Guardrails

Stallari assumes model output can be wrong, incomplete, or influenced by untrusted content. Guardrails limit what a model can see, which plugins it can use, and which actions require human review.

This page describes the public safety posture. It does not document internal rule names, scanner signatures, bypass details, or deployment topology.

Core Principles

Principle	Meaning
Least capability	A job should see only the tools and context it needs.
Visible authority	Plugin use, data classes, and action classes should be clear to the user.
Review before risk	Sensitive or irreversible actions should pause for confirmation.
Secrets stay out of prompts	Credentials are resolved at the tool boundary, not sent through model text.
Auditability	Work should be inspectable in Activity and related review surfaces.

Model Context

A provider key does not grant blanket vault access. A model receives only selected context, permitted search results, and plugin outputs needed for the job.

Privacy exclusions and review policy further constrain what should be indexed, recalled, or sent to a model route.

Plugin consent is the main user-facing permission model for service access. A consent surface should name:

publisher,
requested data classes,
action classes,
whether network egress is possible,
whether cloud model context may include returned data,
and how to revoke access.

First-party local corpus consent is a special case for local data classes such as Mail indexing. It still explains what is enabled before triggering broad macOS prompts.

Action Classes

Action	Expected Posture
Read local context	Requires relevant data-class consent and privacy boundary checks.
Write local notes	Should be auditable and correctable.
External side effect	Should name the target service and require policy approval.
Destructive or high-risk action	Should require explicit human review.

macOS Permissions

Stallari treats macOS grants separately:

Login Items keeps the helper available.
Full Disk Access enables specific user-approved local corpus features.
App Management is recovery-oriented for update or replacement flows when macOS blocks them.
Plugin/MCP consent controls service authority.

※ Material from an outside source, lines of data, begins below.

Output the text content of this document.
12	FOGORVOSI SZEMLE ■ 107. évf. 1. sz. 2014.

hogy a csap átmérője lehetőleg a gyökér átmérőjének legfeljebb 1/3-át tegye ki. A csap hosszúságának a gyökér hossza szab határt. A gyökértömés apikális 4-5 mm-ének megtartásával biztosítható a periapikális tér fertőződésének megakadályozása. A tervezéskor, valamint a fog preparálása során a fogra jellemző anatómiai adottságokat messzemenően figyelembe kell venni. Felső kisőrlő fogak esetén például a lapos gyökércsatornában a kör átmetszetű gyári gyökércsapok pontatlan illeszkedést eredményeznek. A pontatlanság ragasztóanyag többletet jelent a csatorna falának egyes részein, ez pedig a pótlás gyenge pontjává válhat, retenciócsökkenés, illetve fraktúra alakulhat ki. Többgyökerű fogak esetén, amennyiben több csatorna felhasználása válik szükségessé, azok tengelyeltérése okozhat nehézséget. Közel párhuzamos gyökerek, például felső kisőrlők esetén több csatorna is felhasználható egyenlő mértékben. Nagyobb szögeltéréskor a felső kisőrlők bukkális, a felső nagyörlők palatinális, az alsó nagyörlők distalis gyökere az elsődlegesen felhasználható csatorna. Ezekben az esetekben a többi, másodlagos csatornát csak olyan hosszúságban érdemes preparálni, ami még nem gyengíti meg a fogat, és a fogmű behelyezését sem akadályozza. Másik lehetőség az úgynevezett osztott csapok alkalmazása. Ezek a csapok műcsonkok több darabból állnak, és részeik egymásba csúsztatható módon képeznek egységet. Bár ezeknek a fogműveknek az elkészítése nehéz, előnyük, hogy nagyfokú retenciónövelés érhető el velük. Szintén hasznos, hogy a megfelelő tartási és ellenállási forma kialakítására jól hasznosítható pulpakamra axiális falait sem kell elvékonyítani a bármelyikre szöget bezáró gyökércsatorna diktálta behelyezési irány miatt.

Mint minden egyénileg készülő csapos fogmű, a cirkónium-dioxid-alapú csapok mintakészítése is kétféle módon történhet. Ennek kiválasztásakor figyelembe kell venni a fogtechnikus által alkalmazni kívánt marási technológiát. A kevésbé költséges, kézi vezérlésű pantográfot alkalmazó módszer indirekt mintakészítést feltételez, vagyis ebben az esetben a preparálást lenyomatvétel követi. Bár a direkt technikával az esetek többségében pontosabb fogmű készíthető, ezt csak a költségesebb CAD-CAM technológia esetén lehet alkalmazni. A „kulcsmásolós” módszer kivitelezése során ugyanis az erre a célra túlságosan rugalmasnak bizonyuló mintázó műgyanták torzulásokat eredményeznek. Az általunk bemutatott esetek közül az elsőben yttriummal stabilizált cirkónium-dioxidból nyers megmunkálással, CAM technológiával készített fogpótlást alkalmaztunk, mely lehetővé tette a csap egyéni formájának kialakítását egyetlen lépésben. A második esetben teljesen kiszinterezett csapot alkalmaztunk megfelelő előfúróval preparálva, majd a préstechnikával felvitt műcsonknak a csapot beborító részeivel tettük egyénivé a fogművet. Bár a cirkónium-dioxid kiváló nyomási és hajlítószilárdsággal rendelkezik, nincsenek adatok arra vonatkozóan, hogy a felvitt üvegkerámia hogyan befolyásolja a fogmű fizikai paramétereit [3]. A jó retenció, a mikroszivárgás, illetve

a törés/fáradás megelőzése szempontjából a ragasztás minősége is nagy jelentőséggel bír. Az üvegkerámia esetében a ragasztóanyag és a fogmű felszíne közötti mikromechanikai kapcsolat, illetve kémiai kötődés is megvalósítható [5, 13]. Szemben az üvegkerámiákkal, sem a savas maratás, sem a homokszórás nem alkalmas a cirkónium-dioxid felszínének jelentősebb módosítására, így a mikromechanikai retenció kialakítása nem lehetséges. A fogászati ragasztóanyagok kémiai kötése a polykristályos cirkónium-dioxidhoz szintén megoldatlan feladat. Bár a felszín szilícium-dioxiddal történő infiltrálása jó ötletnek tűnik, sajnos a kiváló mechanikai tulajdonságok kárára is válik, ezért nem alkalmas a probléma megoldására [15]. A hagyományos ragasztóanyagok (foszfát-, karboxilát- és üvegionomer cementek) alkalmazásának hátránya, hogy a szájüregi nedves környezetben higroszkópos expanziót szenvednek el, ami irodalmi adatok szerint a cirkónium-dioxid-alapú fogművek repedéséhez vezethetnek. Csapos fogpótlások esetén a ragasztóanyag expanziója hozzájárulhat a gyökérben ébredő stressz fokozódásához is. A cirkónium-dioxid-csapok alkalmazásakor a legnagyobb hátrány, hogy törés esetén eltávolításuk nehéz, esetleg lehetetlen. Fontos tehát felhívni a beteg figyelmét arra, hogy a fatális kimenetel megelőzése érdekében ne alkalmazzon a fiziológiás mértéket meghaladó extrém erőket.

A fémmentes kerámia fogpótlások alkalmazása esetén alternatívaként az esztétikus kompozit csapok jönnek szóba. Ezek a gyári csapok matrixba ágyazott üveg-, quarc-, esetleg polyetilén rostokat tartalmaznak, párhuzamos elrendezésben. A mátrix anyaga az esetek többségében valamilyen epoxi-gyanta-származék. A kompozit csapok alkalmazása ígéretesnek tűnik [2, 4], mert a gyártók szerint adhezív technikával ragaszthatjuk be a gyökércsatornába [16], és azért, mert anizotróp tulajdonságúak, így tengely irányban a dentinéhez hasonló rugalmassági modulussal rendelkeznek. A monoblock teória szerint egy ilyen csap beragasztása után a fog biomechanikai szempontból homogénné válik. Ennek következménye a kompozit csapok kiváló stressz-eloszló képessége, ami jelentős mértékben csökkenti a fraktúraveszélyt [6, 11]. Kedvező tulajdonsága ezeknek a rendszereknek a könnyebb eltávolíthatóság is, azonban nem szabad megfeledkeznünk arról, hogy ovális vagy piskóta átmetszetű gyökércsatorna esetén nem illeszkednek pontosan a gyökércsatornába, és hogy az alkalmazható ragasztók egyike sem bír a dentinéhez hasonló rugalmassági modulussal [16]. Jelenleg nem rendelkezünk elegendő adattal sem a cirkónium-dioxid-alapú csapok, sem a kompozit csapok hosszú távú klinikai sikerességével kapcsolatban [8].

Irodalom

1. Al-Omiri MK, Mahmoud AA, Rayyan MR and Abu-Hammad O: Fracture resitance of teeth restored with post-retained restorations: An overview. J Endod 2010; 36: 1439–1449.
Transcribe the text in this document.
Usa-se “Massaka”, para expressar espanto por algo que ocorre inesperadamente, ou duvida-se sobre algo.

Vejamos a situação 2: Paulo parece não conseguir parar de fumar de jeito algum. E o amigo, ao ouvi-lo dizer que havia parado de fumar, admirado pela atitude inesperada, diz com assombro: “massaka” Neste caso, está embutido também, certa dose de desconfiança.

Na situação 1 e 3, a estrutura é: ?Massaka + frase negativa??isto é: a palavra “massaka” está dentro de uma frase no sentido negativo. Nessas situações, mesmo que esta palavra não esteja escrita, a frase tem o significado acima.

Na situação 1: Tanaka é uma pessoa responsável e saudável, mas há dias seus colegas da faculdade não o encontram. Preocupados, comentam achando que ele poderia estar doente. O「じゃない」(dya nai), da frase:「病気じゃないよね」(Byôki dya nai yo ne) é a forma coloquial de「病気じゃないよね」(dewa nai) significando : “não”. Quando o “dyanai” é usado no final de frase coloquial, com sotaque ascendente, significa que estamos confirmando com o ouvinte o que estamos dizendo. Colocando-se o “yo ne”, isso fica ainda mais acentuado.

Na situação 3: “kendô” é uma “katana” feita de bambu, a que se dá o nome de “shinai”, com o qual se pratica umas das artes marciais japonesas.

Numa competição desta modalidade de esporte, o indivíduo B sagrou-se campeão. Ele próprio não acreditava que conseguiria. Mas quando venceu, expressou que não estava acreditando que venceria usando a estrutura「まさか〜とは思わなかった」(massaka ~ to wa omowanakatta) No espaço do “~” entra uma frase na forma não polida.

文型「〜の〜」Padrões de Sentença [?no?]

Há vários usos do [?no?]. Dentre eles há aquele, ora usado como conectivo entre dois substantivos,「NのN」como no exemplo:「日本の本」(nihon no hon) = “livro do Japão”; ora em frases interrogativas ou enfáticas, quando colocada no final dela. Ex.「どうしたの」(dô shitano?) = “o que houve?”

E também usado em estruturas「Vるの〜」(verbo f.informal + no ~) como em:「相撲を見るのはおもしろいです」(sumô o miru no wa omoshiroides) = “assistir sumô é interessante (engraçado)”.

The product should explain before prompting. It should not trigger broad prompts on entry to a screen.

Prompt Injection

Untrusted text can contain instructions. Stallari’s stance is to constrain authority outside the model:

tools are scoped,
permissions are checked at call time,
risky actions route to review,
and Activity records what happened.

The right answer to suspicious content is not simply a smarter prompt. It is a narrower capability set and an explicit review path.

Auditing And Recovery

Use Activity to inspect work that ran. Use Status to find degraded subsystems or permission recovery actions. Use Review for human judgement and correction.

When something is denied, the denial should name the missing permission, missing plugin, unhealthy provider, or required review path.

Limits

Guardrails reduce risk; they do not remove the need for user judgement. Be especially conservative with workflows that touch money, legal obligations, health, employment, family safety, or external communications.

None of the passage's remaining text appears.